In early January 2021, there were rumors swirling whether Donald Trump would start his own political party. This came from sources close to the former president after his loss in the November 2020 elections. Over the past year, Donald Trump had many conflicts with GOP leaders including former Senate Majority leader Mitch McConnell of Kentucky.


However, after the Conservation Political Action Conference (CPAC) during the week of 25 February 2021, it looks like Trump changed his mind. In a speech he made at the Convention, he claimed that they would not start a new party because it would split the vote in Florida, a state that the Republican Party desperately needs to hold onto if they are to have any chance of winning in 2024. Whether or not Donald Trump will run again in 2024 is still up in the air, but his support in the Senate is already split. Senator Bill Cassidy has already expressed that he does not think Trump will be the party nominee in 2024, but Mitch McConnell still claims he will back the former president.
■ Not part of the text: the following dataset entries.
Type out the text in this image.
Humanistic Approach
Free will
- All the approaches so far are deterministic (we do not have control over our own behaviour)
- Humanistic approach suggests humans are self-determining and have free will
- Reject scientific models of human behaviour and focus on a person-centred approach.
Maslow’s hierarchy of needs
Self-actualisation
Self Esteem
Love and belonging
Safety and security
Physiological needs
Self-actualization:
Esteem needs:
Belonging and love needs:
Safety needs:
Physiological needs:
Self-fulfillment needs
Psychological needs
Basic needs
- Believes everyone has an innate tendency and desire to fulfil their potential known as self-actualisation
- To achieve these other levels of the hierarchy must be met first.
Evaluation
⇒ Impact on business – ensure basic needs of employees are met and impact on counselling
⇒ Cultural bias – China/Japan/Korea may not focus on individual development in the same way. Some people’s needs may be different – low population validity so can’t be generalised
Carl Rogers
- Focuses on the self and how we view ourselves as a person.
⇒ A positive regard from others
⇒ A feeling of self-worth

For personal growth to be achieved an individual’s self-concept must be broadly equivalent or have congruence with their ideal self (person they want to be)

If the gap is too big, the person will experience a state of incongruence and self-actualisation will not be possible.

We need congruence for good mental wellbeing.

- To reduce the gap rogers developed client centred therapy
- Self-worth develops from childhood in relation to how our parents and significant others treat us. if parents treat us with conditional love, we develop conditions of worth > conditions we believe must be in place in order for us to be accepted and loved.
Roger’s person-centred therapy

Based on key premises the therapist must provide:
Trump may be attempting to unify the party but his speech at the CPAC did not address the thousands of Republican voters who are leaving the party following the 2021 Capitol riots. As of February 2021, 33,000 California Republicans have left the GOP. Similarly, 12,000 and 10,000 Republicans have left the party in Pennsylvania and Arizona respectively. Across all 50 states, nearly 140,000 Republicans changed their voter registration between 6 January and mid-February 2021.


It is not only voters who are changing their minds about the party. Former Republican officials are considering breaking off from the GOP to form a more moderate party. It is important to note that this is different from the rumors of Trump’s plans because they want to form a more moderate party whereas the former president was interested in moving his party further right, These moderate Republicans have taken no concrete steps to form a new party, however. Part of the reason is that many moderate Republicans depend on the vote of Trump supporter voters in their own elections.


For the time being, it looks like there will not be a new national political party in the United States. However, if things change, the legal pathway through the FEC will be essential in the process of creating a new party in a country that just prefers two.